The cart is movable freely on a line, left or right. Attached to it is a pendulum or pole, and the goal is to balance this pole such that its tip points skywards. This is a typical *control* problem and reinforcement learning fits nicely to solve it. The variables above will be explained in a moment.

We'll skip the theory part of deriving the equations of motion here and instead use openAI's [gym]() package, that provides several environments already setup for reinforcement learning tasks. We saw this in the lecture already for the breakout game. Here, we'll use it to create a cartpole environment that we can work with.

In [1]:
import numpy as np
import matplotlib.pyplot as plt
import gym
from tensorflow.keras.models import Sequential
from tensorflow.keras.layers import Dense

# create the environment
env = gym.make("CartPole-v0")
# initialize with a seed
env.seed(1)

# number of possible actions the cart can take
n_actions = env.action_space.n

n_actions

2

The number of actions displayed above should be $2$, for tipping the cart left or right respectively. Physically, these will apply forces to the cartwheel. We can find out even more about the environment:

In [2]:
print(env.action_space)
print(env.observation_space.low)
print(env.observation_space.high)

Discrete(2)
[-4.8000002e+00 -3.4028235e+38 -4.1887903e-01 -3.4028235e+38]
[4.8000002e+00 3.4028235e+38 4.1887903e-01 3.4028235e+38]

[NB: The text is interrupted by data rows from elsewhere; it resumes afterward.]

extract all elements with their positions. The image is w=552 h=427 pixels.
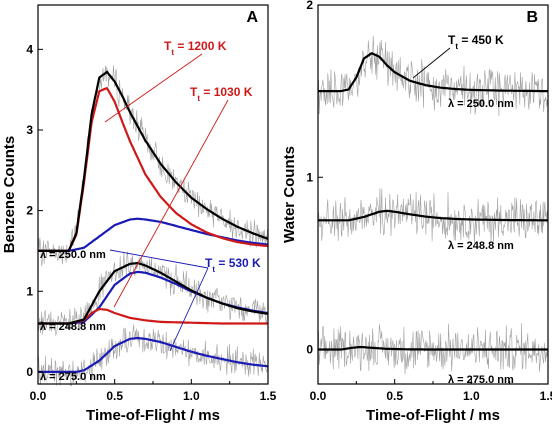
fit-curve-red-1	[38, 87, 269, 252]
y-tick-label: 1	[26, 284, 33, 298]
x-tick-label: 0.5	[106, 389, 123, 403]
fit-curve-blue-1	[38, 217, 269, 252]
y-tick-label: 3	[26, 123, 33, 137]
wavelength-label-3: λ = 275.0 nm	[448, 374, 514, 386]
wavelength-label-1: λ = 250.0 nm	[448, 98, 514, 110]
fit-curve-blue-3	[38, 336, 269, 373]
annotation-temperature-2: Tt = 1030 K	[190, 85, 253, 103]
annotation-leader-line-3	[109, 249, 209, 269]
y-axis-label: Water Counts	[281, 146, 298, 243]
y-tick-label: 1	[306, 170, 313, 184]
y-tick-label: 0	[26, 365, 33, 379]
fit-curve-fit-1	[38, 70, 269, 252]
x-axis-label: Time-of-Flight / ms	[366, 407, 500, 424]
y-tick-label: 2	[26, 204, 33, 218]
wavelength-label-2: λ = 248.8 nm	[40, 321, 106, 333]
panel-label: A	[246, 9, 258, 26]
annotation-leader-line-1	[104, 53, 203, 123]
x-tick-label: 1.5	[540, 389, 552, 403]
fit-curve-fit-2	[38, 261, 269, 325]
wavelength-label-2: λ = 248.8 nm	[448, 240, 514, 252]
annotation-temperature-1: Tt = 1200 K	[164, 39, 227, 57]
annotation-leader-line-1	[412, 47, 451, 79]
fit-curve-fit-3	[318, 345, 548, 351]
y-axis-label: Benzene Counts	[1, 136, 18, 254]
annotation-leader-line-2	[113, 99, 229, 308]
annotation-leader-line-3	[169, 267, 209, 352]
panel-label: B	[526, 9, 538, 26]
fit-curve-red-2	[38, 307, 268, 325]
raw-data-trace-3	[317, 323, 548, 375]
raw-data-trace-2	[317, 188, 548, 244]
x-tick-label: 0.0	[310, 389, 327, 403]
wavelength-label-3: λ = 275.0 nm	[40, 371, 106, 383]
y-tick-label: 2	[306, 0, 313, 12]
x-tick-label: 0.5	[386, 389, 403, 403]
x-tick-label: 1.0	[463, 389, 480, 403]
annotation-temperature-3: Tt = 530 K	[205, 256, 261, 274]
fit-curve-blue-2	[38, 270, 269, 325]
wavelength-label-1: λ = 250.0 nm	[40, 249, 106, 261]
x-axis-label: Time-of-Flight / ms	[86, 407, 220, 424]
y-tick-label: 4	[26, 42, 33, 56]
panel-a: 0.0 0.5 1.0 1.5 0 1 2 3 4 Time-of-Flight / ms Benz…	[1, 4, 277, 424]
y-tick-label: 0	[306, 343, 313, 357]
x-tick-label: 1.5	[260, 389, 277, 403]
panel-b: 0.0 0.5 1.0 1.5 0 1 2 Time-of-Flight / ms Water …	[281, 0, 552, 424]
fit-curve-fit-1	[318, 52, 548, 93]
x-tick-label: 1.0	[183, 389, 200, 403]
fit-curve-fit-2	[318, 209, 548, 222]
x-tick-label: 0.0	[30, 389, 47, 403]
raw-data-trace-3	[37, 324, 268, 387]
annotation-temperature-1: Tt = 450 K	[448, 33, 504, 51]
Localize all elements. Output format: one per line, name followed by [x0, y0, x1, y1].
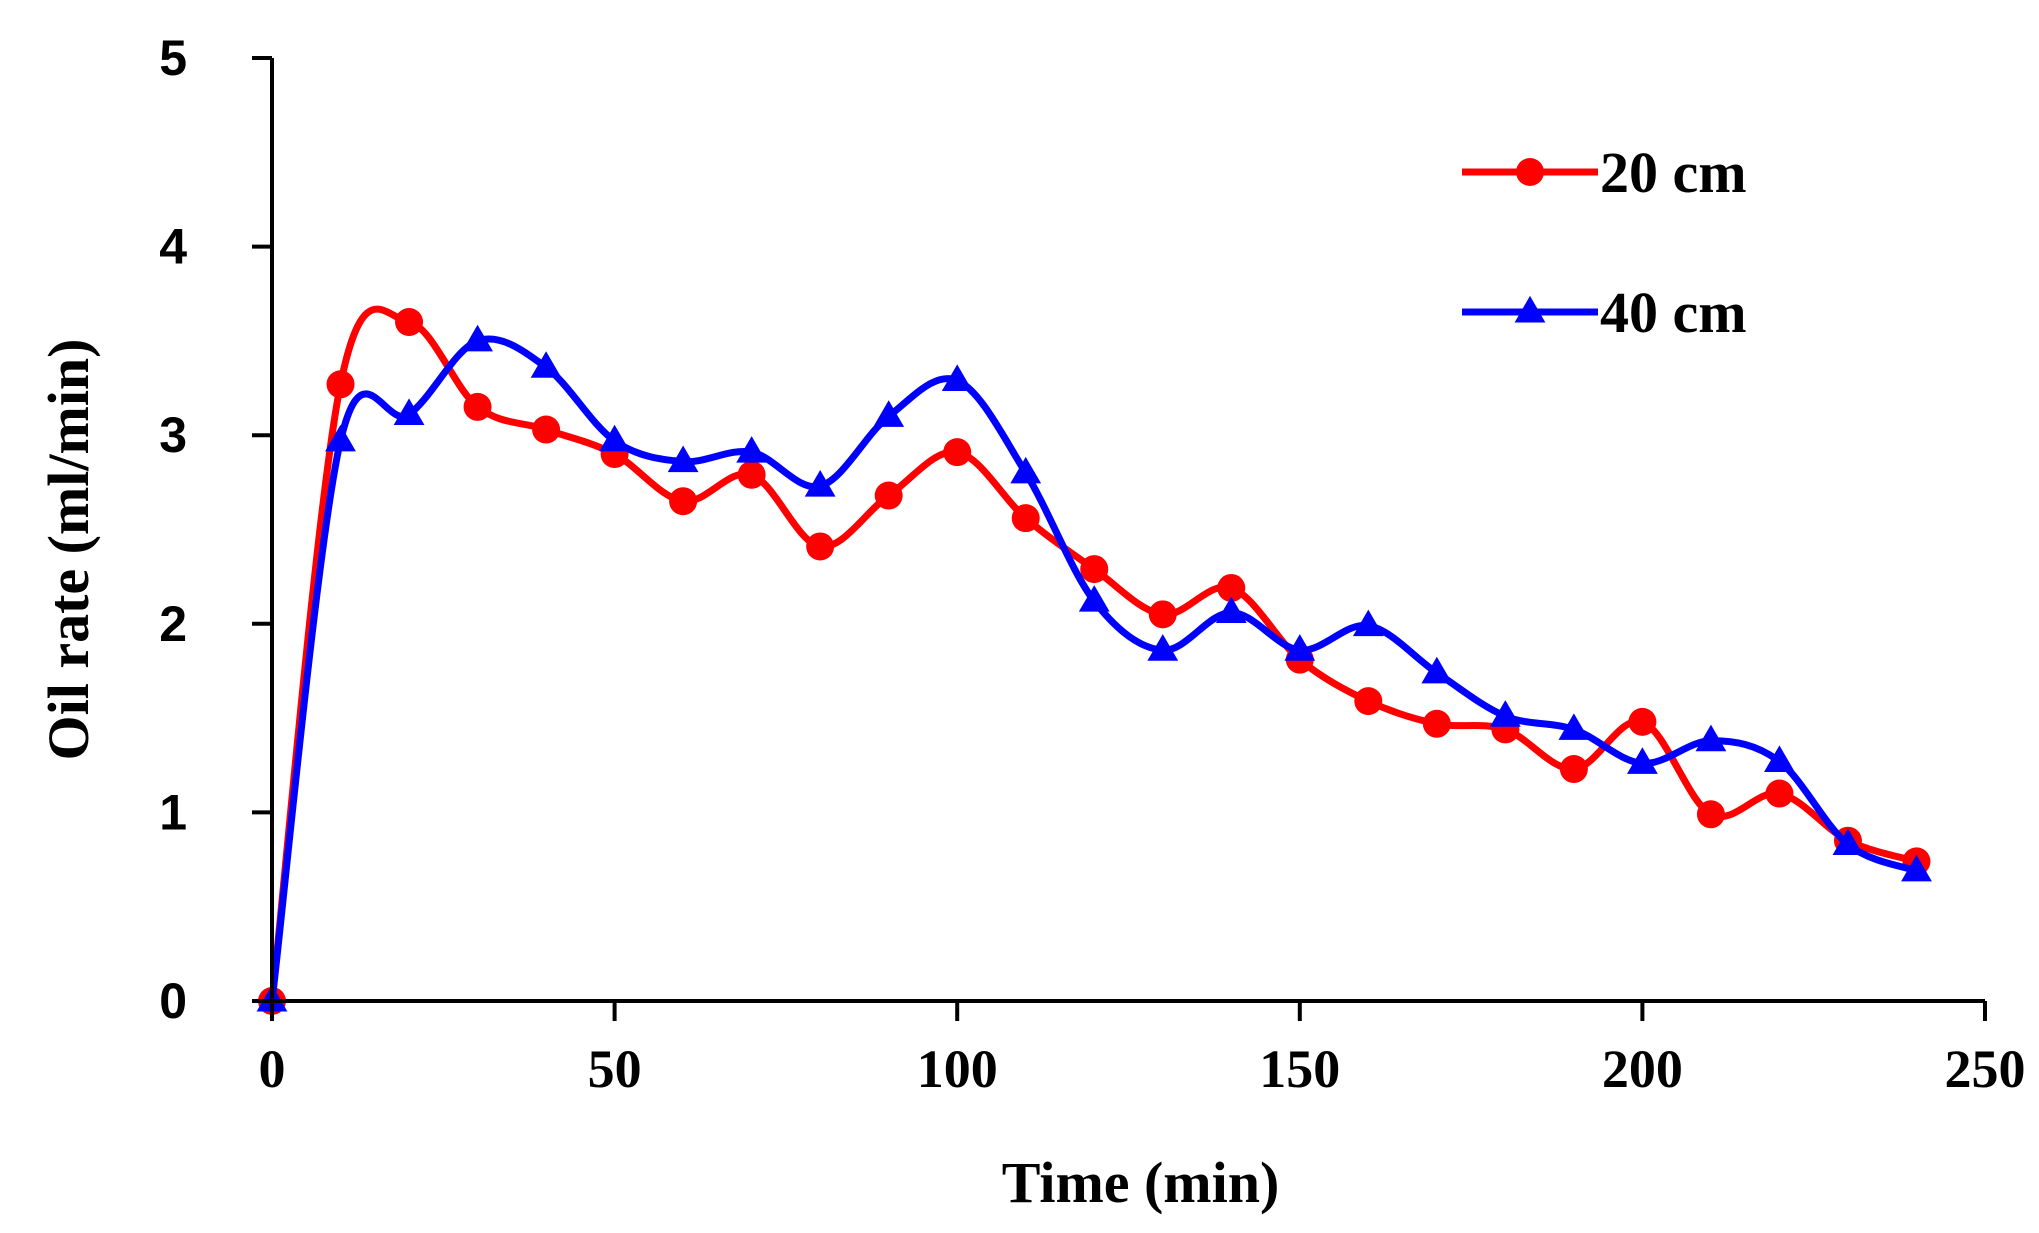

The action space contains left and right forces, the observation space contains 4 states. These are the $x$, $v$, $\theta$, $\omega$ from above, namely the position, velocity, angle, and angular velocity. The numbers above show their respective limits for this simulation.

Let's play around a bit with the cart before implementing anything. Getting it to work in Jupyter requires some virtual display magic:

In [3]:
from ipywidgets import interact 
import skvideo.io
from pyvirtualdisplay import Display

# setup virtual display
display = Display(visible=0, size=(400, 300))
display.start()

env.reset()

def move_cart(action):
    plt.cla()
    
    if "left" in action:
        obs, reward, done, info = env.step(0)
    elif "right" in action:
        obs, reward, done, info = env.step(1)
    else:
        pass
    frame = env.render('rgb_array')
    
    plt.imshow(frame)
    plt.title(f"x = {obs[0]}, \nv = {obs[1]}, \nθ = {obs[2]}, \nω = {obs[3]} \nreward = {reward}, done = {done}, info = {info}")
    
    if done:
        print("Pole deviated more than 15 deg from vertical.")
    
interact(move_cart, action=["left1", "right1", "left2", "right2"])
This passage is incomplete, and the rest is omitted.